Indian woman, related to Indira Gandhi

Rajkumari Kaul, (née Haksar; 13 September 1925 – 3 May 2014, was an Indian personality. She was one of the close friends of Atal Bihari Vajpayee and an influential person in his personal life. They both met during their college days in Gwalior and were known to each other since then.

== About ==
Born as Rajkumari Haksar in Gwalior, Mrs. Kaul was in the blood relation of Indira Gandhi, and a 'household member' of Indian Prime Minister Atal Bihari Vajpayee's family, and the mother of Vajpayee's adopted daughter Namita.

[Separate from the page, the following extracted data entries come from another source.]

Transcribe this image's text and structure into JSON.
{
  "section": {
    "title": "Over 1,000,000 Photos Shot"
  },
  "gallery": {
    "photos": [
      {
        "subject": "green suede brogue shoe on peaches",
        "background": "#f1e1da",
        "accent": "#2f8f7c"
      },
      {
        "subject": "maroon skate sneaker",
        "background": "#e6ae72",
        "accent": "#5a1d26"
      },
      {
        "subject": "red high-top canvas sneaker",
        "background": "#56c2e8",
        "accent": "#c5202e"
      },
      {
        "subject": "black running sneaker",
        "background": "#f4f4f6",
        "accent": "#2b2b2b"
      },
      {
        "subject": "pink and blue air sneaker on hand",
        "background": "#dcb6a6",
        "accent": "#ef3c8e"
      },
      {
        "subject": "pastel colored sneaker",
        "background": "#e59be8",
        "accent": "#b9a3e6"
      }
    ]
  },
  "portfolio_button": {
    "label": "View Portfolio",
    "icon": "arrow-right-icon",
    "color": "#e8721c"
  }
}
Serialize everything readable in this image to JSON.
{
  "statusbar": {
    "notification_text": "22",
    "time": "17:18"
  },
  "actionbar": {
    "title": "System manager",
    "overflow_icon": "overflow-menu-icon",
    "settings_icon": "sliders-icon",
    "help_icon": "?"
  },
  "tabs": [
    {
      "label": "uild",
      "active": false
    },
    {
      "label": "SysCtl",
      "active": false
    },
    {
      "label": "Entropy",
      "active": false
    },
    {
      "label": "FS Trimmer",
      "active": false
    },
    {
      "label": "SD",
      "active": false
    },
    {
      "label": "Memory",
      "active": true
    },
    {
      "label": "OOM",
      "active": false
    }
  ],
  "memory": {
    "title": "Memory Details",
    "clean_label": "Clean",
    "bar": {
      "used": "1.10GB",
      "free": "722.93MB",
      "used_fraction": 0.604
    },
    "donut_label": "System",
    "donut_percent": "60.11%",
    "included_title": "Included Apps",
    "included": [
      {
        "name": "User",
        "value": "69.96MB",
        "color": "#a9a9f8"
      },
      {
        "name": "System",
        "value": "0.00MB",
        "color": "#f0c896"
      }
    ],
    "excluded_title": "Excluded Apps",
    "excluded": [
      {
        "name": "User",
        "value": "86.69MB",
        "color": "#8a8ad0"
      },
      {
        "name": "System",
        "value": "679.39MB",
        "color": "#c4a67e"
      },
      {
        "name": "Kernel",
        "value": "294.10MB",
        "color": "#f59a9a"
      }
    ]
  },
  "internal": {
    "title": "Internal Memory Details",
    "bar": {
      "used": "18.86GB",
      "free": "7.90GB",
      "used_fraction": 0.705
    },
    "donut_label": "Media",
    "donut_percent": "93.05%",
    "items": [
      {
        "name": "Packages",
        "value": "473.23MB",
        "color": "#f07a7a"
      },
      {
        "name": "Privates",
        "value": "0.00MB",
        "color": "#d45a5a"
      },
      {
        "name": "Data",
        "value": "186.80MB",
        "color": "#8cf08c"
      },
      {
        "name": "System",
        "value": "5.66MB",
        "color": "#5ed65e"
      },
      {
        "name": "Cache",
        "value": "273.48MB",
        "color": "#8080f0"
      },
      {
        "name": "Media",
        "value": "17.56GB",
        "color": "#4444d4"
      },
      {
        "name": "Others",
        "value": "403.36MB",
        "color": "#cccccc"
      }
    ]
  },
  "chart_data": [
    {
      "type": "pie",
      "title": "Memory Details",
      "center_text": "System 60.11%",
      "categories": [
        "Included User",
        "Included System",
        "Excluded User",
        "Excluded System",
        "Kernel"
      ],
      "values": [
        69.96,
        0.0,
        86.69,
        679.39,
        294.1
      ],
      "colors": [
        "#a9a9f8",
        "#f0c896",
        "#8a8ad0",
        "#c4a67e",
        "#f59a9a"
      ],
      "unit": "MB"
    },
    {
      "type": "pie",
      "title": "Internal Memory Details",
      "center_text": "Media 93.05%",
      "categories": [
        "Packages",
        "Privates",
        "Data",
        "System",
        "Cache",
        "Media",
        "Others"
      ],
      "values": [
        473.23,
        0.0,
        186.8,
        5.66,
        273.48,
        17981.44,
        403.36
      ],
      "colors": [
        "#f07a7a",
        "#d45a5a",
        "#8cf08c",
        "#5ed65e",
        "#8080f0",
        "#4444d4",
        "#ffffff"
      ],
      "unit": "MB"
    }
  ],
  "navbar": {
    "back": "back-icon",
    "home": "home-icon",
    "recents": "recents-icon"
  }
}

Political scientist Vinay Sitapati, in his book 'Jugalbandi: The BJP before Modi', writes "The heart of the relationship between Vajpayee and Rajkumari was intellectual. From a provincial north Indian milieu, Vajpayee was both perplexed by as well as attracted to an educated woman who could hold her own."

== Death ==
When she died on 3 May 2014, Atal Bihari Vajpayee bedridden after his 2009 stroke, could not attend her last rites due to ill health but numerous political dignitaries viz. L K Advani, Sonia Gandhi, Rajnath Singh, Sushma Swaraj, Arun Jaitley, Jyotiraditya Scindia and Ravi Shankar Prasad attended her last rites. RSS pracharak Ramlal was also present.